When we have practiced mindfulness for a while, we may begin to notice a subtle softening of resistances – a gradual opening to what is. Most of us have been conditioned to be on guard and protect ourselves from perceived threats. Through a dedicated mindfulness practice, we can develop the trust and courage needed to experiment with previously unquestioned habits and beliefs, giving way to a more spacious mode of being.
When unexamined, the “self” is like a castle keep, a fortified panic room collecting all the cherished treasures that compose “I, me and mine“. Through observation of unfortunate role models, the school of hard knocks, or our own misguided logic we learn to hoard and protect these treasures, becoming vigilant, arming ourselves, building walls and motes, and attacking enemies (including ourselves).
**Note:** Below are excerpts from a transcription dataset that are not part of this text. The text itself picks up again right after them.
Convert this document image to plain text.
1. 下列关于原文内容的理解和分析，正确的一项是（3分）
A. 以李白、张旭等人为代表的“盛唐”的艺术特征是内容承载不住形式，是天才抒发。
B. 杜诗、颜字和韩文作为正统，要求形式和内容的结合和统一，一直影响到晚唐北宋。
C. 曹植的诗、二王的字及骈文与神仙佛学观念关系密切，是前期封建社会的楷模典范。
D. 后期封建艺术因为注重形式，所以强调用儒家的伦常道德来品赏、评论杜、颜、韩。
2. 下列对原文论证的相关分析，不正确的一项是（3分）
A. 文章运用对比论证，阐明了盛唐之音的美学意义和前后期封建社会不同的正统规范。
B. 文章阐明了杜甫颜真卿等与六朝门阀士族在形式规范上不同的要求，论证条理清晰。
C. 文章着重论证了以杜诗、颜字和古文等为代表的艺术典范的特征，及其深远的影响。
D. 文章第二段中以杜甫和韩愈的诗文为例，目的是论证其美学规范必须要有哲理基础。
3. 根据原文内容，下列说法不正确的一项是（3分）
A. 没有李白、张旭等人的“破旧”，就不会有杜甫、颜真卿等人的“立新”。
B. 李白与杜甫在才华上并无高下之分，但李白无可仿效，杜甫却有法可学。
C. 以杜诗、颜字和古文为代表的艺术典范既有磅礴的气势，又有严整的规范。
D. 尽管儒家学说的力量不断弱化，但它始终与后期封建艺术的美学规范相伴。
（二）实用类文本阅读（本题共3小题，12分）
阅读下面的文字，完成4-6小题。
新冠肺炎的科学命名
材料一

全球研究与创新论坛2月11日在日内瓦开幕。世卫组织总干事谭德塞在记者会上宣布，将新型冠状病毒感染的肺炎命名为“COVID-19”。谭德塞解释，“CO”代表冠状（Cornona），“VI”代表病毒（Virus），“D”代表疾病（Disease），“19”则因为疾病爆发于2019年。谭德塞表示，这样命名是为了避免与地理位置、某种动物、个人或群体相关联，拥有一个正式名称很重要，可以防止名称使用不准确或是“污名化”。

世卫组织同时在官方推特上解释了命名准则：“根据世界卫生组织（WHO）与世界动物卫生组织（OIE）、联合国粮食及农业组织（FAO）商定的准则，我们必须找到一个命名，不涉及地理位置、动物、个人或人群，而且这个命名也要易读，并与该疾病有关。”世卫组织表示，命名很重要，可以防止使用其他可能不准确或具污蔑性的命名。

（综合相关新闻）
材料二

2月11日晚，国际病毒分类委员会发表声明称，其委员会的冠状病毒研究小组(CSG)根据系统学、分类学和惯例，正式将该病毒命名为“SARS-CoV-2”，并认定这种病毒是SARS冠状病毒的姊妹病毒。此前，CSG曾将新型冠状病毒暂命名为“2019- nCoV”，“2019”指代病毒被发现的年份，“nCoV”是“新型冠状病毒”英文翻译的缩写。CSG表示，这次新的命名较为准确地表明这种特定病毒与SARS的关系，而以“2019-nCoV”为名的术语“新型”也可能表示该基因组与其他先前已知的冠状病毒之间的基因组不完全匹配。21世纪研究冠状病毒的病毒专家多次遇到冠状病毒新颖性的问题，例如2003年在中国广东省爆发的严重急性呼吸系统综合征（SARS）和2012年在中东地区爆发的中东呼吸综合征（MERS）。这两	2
We often do this by:
- Presenting an image we view as beyond reproach
- Avoiding vulnerabilities such as making mistakes, reaching out, trusting (especially ourselves and “strangers”), giving or receiving
- Maintaining an ever-critical eye for ambiguity, inconsistencies, and differences – things that we think might indicate danger
- Defending ourselves by failing to acknowledge mistakes, rationalizing or explaining away harmful behavior, making a preemptive strike, or retaliating
- Devaluing or resenting others’ successes or celebrating their failures
- Seeing ourselves as different from others – like we are a special exception (in either direction of a given duality) – which makes us feel safer, yet also disconnected and alone
Another common strategy is striving to gain respect or approval from others through pursuing what we believe to be favorable judgments and reactions. Unfortunately, this often compels us to go after “low hanging fruit” such as:
- complaining about things that most people dislike or find difficult – seeking company in misery
- broadcasting or making fun of others differences, flaws, mistakes, or weaknesses – exploiting others for a quick laugh or to elevate oneself
- flaunting our perceived unique gifts or good fortune
- intimidating or striking fear in others
Despite all of this striving and defending, the fear seems to increase rather than decrease. If we continue down this path, we become harder, more insecure, withholding, judgmental, cynical, and even a little bit stingy. We may gradually become the people we most fear.
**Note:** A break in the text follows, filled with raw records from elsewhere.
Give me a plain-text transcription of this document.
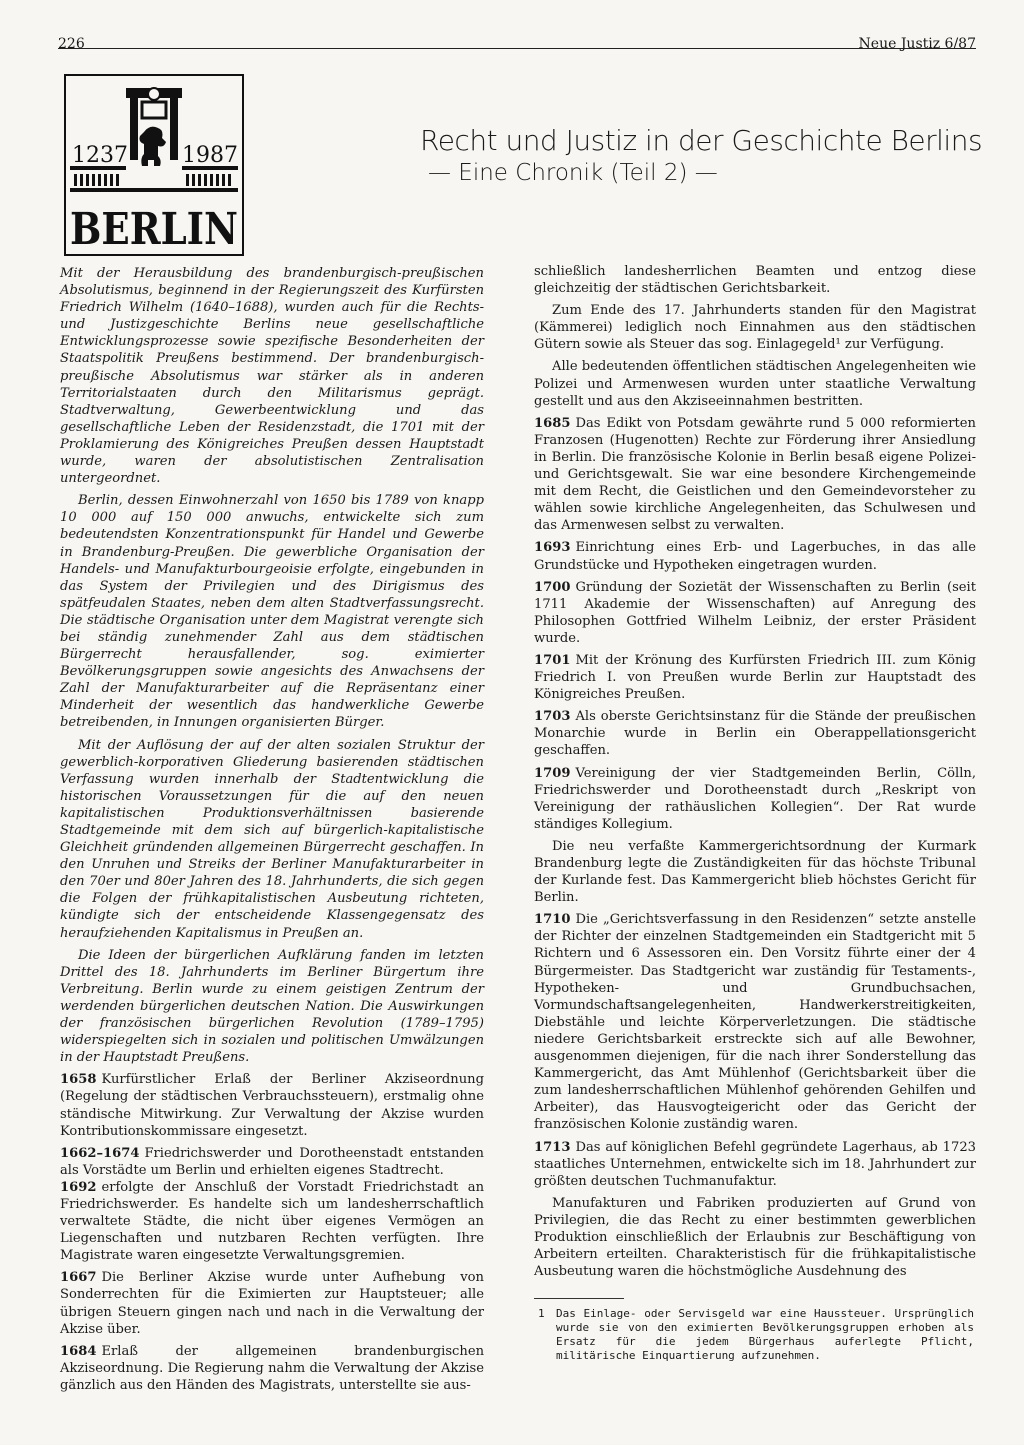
226	Neue Justiz 6/87
1237 1987
BERLIN
Recht und Justiz in der Geschichte Berlins
— Eine Chronik (Teil 2) —

Mit der Herausbildung des brandenburgisch-preußischen Absolutismus, beginnend in der Regierungszeit des Kurfürsten Friedrich Wilhelm (1640–1688), wurden auch für die Rechts- und Justizgeschichte Berlins neue gesellschaftliche Entwicklungsprozesse sowie spezifische Besonderheiten der Staatspolitik Preußens bestimmend. Der brandenburgisch-preußische Absolutismus war stärker als in anderen Territorialstaaten durch den Militarismus geprägt. Stadtverwaltung, Gewerbeentwicklung und das gesellschaftliche Leben der Residenzstadt, die 1701 mit der Proklamierung des Königreiches Preußen dessen Hauptstadt wurde, waren der absolutistischen Zentralisation untergeordnet.

Berlin, dessen Einwohnerzahl von 1650 bis 1789 von knapp 10 000 auf 150 000 anwuchs, entwickelte sich zum bedeutendsten Konzentrationspunkt für Handel und Gewerbe in Brandenburg-Preußen. Die gewerbliche Organisation der Handels- und Manufakturbourgeoisie erfolgte, eingebunden in das System der Privilegien und des Dirigismus des spätfeudalen Staates, neben dem alten Stadtverfassungsrecht. Die städtische Organisation unter dem Magistrat verengte sich bei ständig zunehmender Zahl aus dem städtischen Bürgerrecht herausfallender, sog. eximierter Bevölkerungsgruppen sowie angesichts des Anwachsens der Zahl der Manufakturarbeiter auf die Repräsentanz einer Minderheit der wesentlich das handwerkliche Gewerbe betreibenden, in Innungen organisierten Bürger.

Mit der Auflösung der auf der alten sozialen Struktur der gewerblich-korporativen Gliederung basierenden städtischen Verfassung wurden innerhalb der Stadtentwicklung die historischen Voraussetzungen für die auf den neuen kapitalistischen Produktionsverhältnissen basierende Stadtgemeinde mit dem sich auf bürgerlich-kapitalistische Gleichheit gründenden allgemeinen Bürgerrecht geschaffen. In den Unruhen und Streiks der Berliner Manufakturarbeiter in den 70er und 80er Jahren des 18. Jahrhunderts, die sich gegen die Folgen der frühkapitalistischen Ausbeutung richteten, kündigte sich der entscheidende Klassengegensatz des heraufziehenden Kapitalismus in Preußen an.

Die Ideen der bürgerlichen Aufklärung fanden im letzten Drittel des 18. Jahrhunderts im Berliner Bürgertum ihre Verbreitung. Berlin wurde zu einem geistigen Zentrum der werdenden bürgerlichen deutschen Nation. Die Auswirkungen der französischen bürgerlichen Revolution (1789–1795) widerspiegelten sich in sozialen und politischen Umwälzungen in der Hauptstadt Preußens.

1658 Kurfürstlicher Erlaß der Berliner Akziseordnung (Regelung der städtischen Verbrauchssteuern), erstmalig ohne ständische Mitwirkung. Zur Verwaltung der Akzise wurden Kontributionskommissare eingesetzt.

1662–1674 Friedrichswerder und Dorotheenstadt entstanden als Vorstädte um Berlin und erhielten eigenes Stadtrecht.

1692 erfolgte der Anschluß der Vorstadt Friedrichstadt an Friedrichswerder. Es handelte sich um landesherrschaftlich verwaltete Städte, die nicht über eigenes Vermögen an Liegenschaften und nutzbaren Rechten verfügten. Ihre Magistrate waren eingesetzte Verwaltungsgremien.

1667 Die Berliner Akzise wurde unter Aufhebung von Sonderrechten für die Eximierten zur Hauptsteuer; alle übrigen Steuern gingen nach und nach in die Verwaltung der Akzise über.

1684 Erlaß der allgemeinen brandenburgischen Akziseordnung. Die Regierung nahm die Verwaltung der Akzise gänzlich aus den Händen des Magistrats, unterstellte sie aus-

schließlich landesherrlichen Beamten und entzog diese gleichzeitig der städtischen Gerichtsbarkeit.

Zum Ende des 17. Jahrhunderts standen für den Magistrat (Kämmerei) lediglich noch Einnahmen aus den städtischen Gütern sowie als Steuer das sog. Einlagegeld¹ zur Verfügung.

Alle bedeutenden öffentlichen städtischen Angelegenheiten wie Polizei und Armenwesen wurden unter staatliche Verwaltung gestellt und aus den Akziseeinnahmen bestritten.

1685 Das Edikt von Potsdam gewährte rund 5 000 reformierten Franzosen (Hugenotten) Rechte zur Förderung ihrer Ansiedlung in Berlin. Die französische Kolonie in Berlin besaß eigene Polizei- und Gerichtsgewalt. Sie war eine besondere Kirchengemeinde mit dem Recht, die Geistlichen und den Gemeindevorsteher zu wählen sowie kirchliche Angelegenheiten, das Schulwesen und das Armenwesen selbst zu verwalten.

1693 Einrichtung eines Erb- und Lagerbuches, in das alle Grundstücke und Hypotheken eingetragen wurden.

1700 Gründung der Sozietät der Wissenschaften zu Berlin (seit 1711 Akademie der Wissenschaften) auf Anregung des Philosophen Gottfried Wilhelm Leibniz, der erster Präsident wurde.

1701 Mit der Krönung des Kurfürsten Friedrich III. zum König Friedrich I. von Preußen wurde Berlin zur Hauptstadt des Königreiches Preußen.

1703 Als oberste Gerichtsinstanz für die Stände der preußischen Monarchie wurde in Berlin ein Oberappellationsgericht geschaffen.

1709 Vereinigung der vier Stadtgemeinden Berlin, Cölln, Friedrichswerder und Dorotheenstadt durch „Reskript von Vereinigung der rathäuslichen Kollegien“. Der Rat wurde ständiges Kollegium.

Die neu verfaßte Kammergerichtsordnung der Kurmark Brandenburg legte die Zuständigkeiten für das höchste Tribunal der Kurlande fest. Das Kammergericht blieb höchstes Gericht für Berlin.

1710 Die „Gerichtsverfassung in den Residenzen“ setzte anstelle der Richter der einzelnen Stadtgemeinden ein Stadtgericht mit 5 Richtern und 6 Assessoren ein. Den Vorsitz führte einer der 4 Bürgermeister. Das Stadtgericht war zuständig für Testaments-, Hypotheken- und Grundbuchsachen, Vormundschaftsangelegenheiten, Handwerkerstreitigkeiten, Diebstähle und leichte Körperverletzungen. Die städtische niedere Gerichtsbarkeit erstreckte sich auf alle Bewohner, ausgenommen diejenigen, für die nach ihrer Sonderstellung das Kammergericht, das Amt Mühlenhof (Gerichtsbarkeit über die zum landesherrschaftlichen Mühlenhof gehörenden Gehilfen und Arbeiter), das Hausvogteigericht oder das Gericht der französischen Kolonie zuständig waren.

1713 Das auf königlichen Befehl gegründete Lagerhaus, ab 1723 staatliches Unternehmen, entwickelte sich im 18. Jahrhundert zur größten deutschen Tuchmanufaktur.

Manufakturen und Fabriken produzierten auf Grund von Privilegien, die das Recht zu einer bestimmten gewerblichen Produktion einschließlich der Erlaubnis zur Beschäftigung von Arbeitern erteilten. Charakteristisch für die frühkapitalistische Ausbeutung waren die höchstmögliche Ausdehnung des

1 Das Einlage- oder Servisgeld war eine Haussteuer. Ursprünglich wurde sie von den eximierten Bevölkerungsgruppen erhoben als Ersatz für die jedem Bürgerhaus auferlegte Pflicht, militärische Einquartierung aufzunehmen.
What happens when we develop the courage to surrender these strategies and allow ourselves to be vulnerable? What if we opened the drawbridge and left our ego treasures undefended? We may discover that many of our assumptions are unfounded and most circumstances are actually quite workable. Softening and opening allows us to disarm, so that we become more authentic and loving. Consequently, we have more to offer others.
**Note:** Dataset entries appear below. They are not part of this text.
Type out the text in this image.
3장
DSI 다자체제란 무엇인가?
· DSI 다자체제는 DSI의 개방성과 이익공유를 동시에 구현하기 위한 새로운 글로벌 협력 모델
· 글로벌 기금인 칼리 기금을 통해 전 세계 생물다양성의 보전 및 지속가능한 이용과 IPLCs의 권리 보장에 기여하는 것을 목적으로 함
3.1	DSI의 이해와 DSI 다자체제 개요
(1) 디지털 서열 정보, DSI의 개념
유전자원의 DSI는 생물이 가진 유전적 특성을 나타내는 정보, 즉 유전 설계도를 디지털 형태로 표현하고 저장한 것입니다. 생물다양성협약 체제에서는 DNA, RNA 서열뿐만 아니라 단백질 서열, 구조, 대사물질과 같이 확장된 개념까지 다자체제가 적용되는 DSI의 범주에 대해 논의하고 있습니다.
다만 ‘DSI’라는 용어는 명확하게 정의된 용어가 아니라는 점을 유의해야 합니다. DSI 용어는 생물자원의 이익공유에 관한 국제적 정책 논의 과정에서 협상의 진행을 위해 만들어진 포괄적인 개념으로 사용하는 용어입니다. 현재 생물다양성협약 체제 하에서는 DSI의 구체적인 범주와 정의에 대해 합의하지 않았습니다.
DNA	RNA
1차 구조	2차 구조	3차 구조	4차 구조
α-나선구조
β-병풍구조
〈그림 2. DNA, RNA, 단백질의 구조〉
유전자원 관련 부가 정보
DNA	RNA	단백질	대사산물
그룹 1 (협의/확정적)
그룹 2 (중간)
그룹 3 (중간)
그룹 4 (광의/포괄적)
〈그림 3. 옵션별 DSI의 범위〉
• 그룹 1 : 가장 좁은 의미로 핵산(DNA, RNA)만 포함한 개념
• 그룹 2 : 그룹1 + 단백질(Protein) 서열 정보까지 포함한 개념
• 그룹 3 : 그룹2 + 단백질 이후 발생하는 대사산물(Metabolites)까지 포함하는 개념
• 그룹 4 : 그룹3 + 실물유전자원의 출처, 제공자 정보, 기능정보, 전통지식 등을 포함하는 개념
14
When we stop reacting to the urge to guard the ego and reduce our striving for approval, much energy is freed up for other purposes. The focus of attention can shift to higher values. Creativity may increase and we may become more flexible. Best of all, this new way of being ripples out to others, who are in turn freed up to be more authentic and receptive if they so choose. It is only when we are all able to lay down our arms that peace can truly flourish.
If you surrender completely to the moments as they pass, you live more richly those moments.